During these expeditions Greta stayed near the house or barn, usually wrestling with a new presence in her belly. What tree will you choose? she hummed and asked the air. When Andrzej was on his quest, it was a cheerful question; with Fil, uncertain. And by the time Konrad stepped into the woods, Greta’s mind sat balanced on a careful scale of fear and joy as she contemplated the red mess of a child coagulating within her. For between each boy there had come a girl, at least one, for whom there had also been a careful selection of wood grain. But instead of a bed, Saul cut the somber boards of a box, inside which each girl would nestle like a jewel while she rested silent beneath the trees.
It wasn’t until I was eleven that I realized what these sleeping girls meant. Who they were. They’d shown up in various Greta tales over the course of my life as anything from vital talismans to mere window dressing, their grave markers landmarks on the grassy ground my great-grandmother walked. But from the way that Ada spoke about them, it hadn’t occurred to me that they were my flesh and blood — Ada’s sisters.
Once the thought came to me, it took up residence. For weeks the dead girls hovered around my head like summer flies; I had to blink them out of my eyes and bat them away from my hair. Anytime I managed to distract myself — slipping bread into the toaster for a sandwich or leafing through the libretto Ada had given me for my birthday — one would pluck at my sleeve until a thread came loose. And as soon as I acknowledged one, the lot would be upon me, whispering their insubstantial opinions in my ear.

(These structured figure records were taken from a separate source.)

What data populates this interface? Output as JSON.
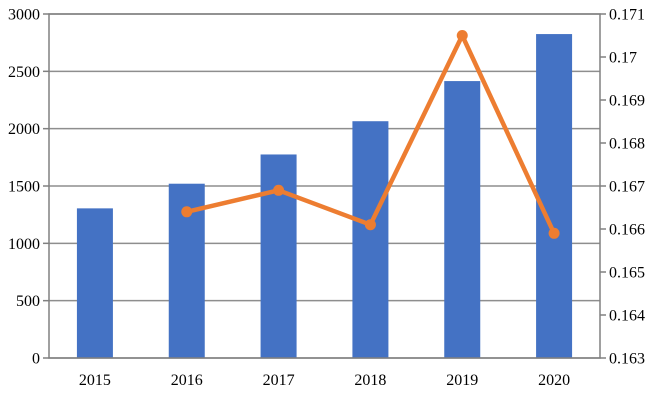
{
  "chart_data": {
    "type": "combo",
    "title": "",
    "subtitle": "",
    "legend": "none",
    "grid": true,
    "categories": [
      "2015",
      "2016",
      "2017",
      "2018",
      "2019",
      "2020"
    ],
    "series": [
      {
        "name": "bar-series",
        "type": "bar",
        "axis": "left",
        "color": "#4472C4",
        "values": [
          1305,
          1520,
          1775,
          2065,
          2415,
          2825
        ]
      },
      {
        "name": "line-series",
        "type": "line",
        "axis": "right",
        "color": "#ED7D31",
        "values": [
          null,
          0.1664,
          0.1669,
          0.1661,
          0.1705,
          0.1659
        ]
      }
    ],
    "left_axis": {
      "min": 0,
      "max": 3000,
      "step": 500,
      "tick_labels": [
        "3000",
        "2500",
        "2000",
        "1500",
        "1000",
        "500",
        "0"
      ]
    },
    "right_axis": {
      "min": 0.163,
      "max": 0.171,
      "step": 0.001,
      "tick_labels": [
        "0.171",
        "0.17",
        "0.169",
        "0.168",
        "0.167",
        "0.166",
        "0.165",
        "0.164",
        "0.163"
      ]
    },
    "colors": {
      "grid": "#8E8E8E",
      "border": "#808080",
      "text": "#000000",
      "background": "#FFFFFF"
    }
  }
}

The haunting took its toll. I began to toss and turn in my sleep, and the food on my plate lost its savor. Whatever the meal was — pierogi, pizza — it appeared sallow to me, lacking in essential nutrients. My cheeks hollowed out. I looked like a ghost myself.

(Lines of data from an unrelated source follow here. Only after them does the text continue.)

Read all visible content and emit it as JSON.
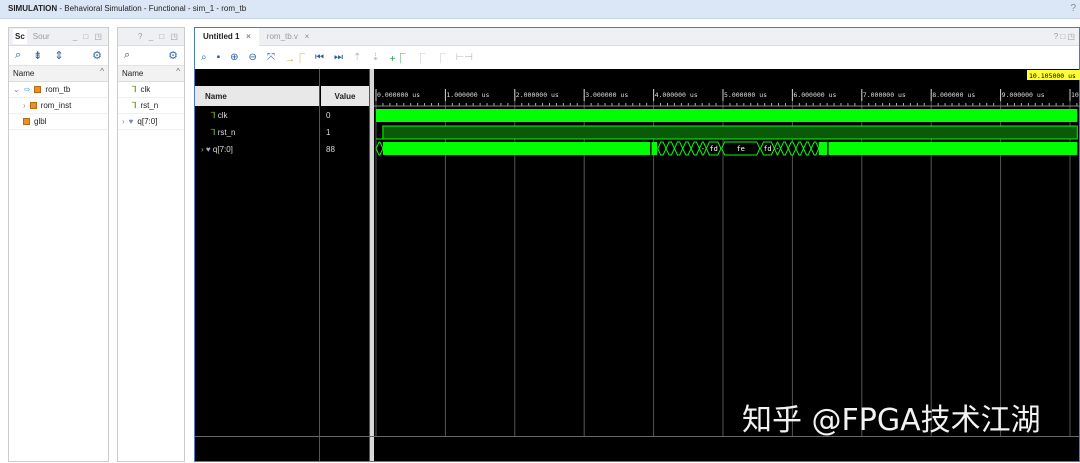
{
  "title": {
    "app": "SIMULATION",
    "rest": " - Behavioral Simulation - Functional - sim_1 - rom_tb",
    "help": "?"
  },
  "scope_panel": {
    "tabs": [
      "Sc",
      "Sour"
    ],
    "winctl": "_ □ ◳",
    "col": "Name",
    "items": [
      {
        "label": "rom_tb",
        "expander": "⌄"
      },
      {
        "label": "rom_inst",
        "expander": "›"
      },
      {
        "label": "glbl",
        "expander": ""
      }
    ]
  },
  "objects_panel": {
    "winctl": "? _ □ ◳",
    "col": "Name",
    "items": [
      {
        "label": "clk"
      },
      {
        "label": "rst_n"
      },
      {
        "label": "q[7:0]"
      }
    ]
  },
  "main": {
    "tabs": [
      "Untitled 1",
      "rom_tb.v"
    ],
    "winctl": "? □ ◳",
    "toolbar": [
      "search",
      "save",
      "zoom-in",
      "zoom-out",
      "zoom-fit",
      "go-to-cursor",
      "go-to-start",
      "go-to-end",
      "prev-transition",
      "next-transition",
      "add-marker",
      "prev-marker",
      "next-marker",
      "swap-cursors"
    ],
    "name_header": "Name",
    "value_header": "Value",
    "cursor_time": "10.105000 us",
    "time_ticks": [
      "0.000000 us",
      "1.000000 us",
      "2.000000 us",
      "3.000000 us",
      "4.000000 us",
      "5.000000 us",
      "6.000000 us",
      "7.000000 us",
      "8.000000 us",
      "9.000000 us",
      "10"
    ],
    "signals": [
      {
        "name": "clk",
        "value": "0",
        "type": "bit"
      },
      {
        "name": "rst_n",
        "value": "1",
        "type": "bit"
      },
      {
        "name": "q[7:0]",
        "value": "88",
        "type": "bus"
      }
    ],
    "wave_color": "#00ff00",
    "q_segments": [
      [
        0,
        0.1,
        "",
        0
      ],
      [
        0.1,
        3.95,
        "",
        1
      ],
      [
        3.97,
        4.05,
        "",
        1
      ],
      [
        4.06,
        4.18,
        "",
        0
      ],
      [
        4.18,
        4.3,
        "",
        0
      ],
      [
        4.3,
        4.42,
        "",
        0
      ],
      [
        4.42,
        4.54,
        "",
        0
      ],
      [
        4.54,
        4.66,
        "",
        0
      ],
      [
        4.66,
        4.76,
        "-",
        0
      ],
      [
        4.76,
        4.97,
        "fd",
        0
      ],
      [
        4.98,
        5.53,
        "fe",
        0
      ],
      [
        5.54,
        5.74,
        "fd",
        0
      ],
      [
        5.74,
        5.83,
        "-",
        0
      ],
      [
        5.83,
        5.94,
        "",
        0
      ],
      [
        5.94,
        6.05,
        "",
        0
      ],
      [
        6.05,
        6.16,
        "",
        0
      ],
      [
        6.16,
        6.27,
        "",
        0
      ],
      [
        6.27,
        6.38,
        "",
        0
      ],
      [
        6.38,
        6.5,
        "",
        1
      ],
      [
        6.52,
        10.105,
        "",
        1
      ]
    ]
  },
  "watermark": "知乎 @FPGA技术江湖"
}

One day Ada was sitting across from me in the living room of our apartment, correcting my posture as I warmed up with a series of minor scales. She held a yardstick like a conductor’s baton, waving it back and forth to keep time. Occasionally she would press it to my shoulders or stomach to make sure I held an erect carriage. This was how I spent my time after school, on weekends. Other girls came over sometimes, but few returned. They made vague noises about being too busy, and most of the time I didn’t mind — we didn’t have much to say to each other. But it would have been nice to have someone to whisper to about the ghosts.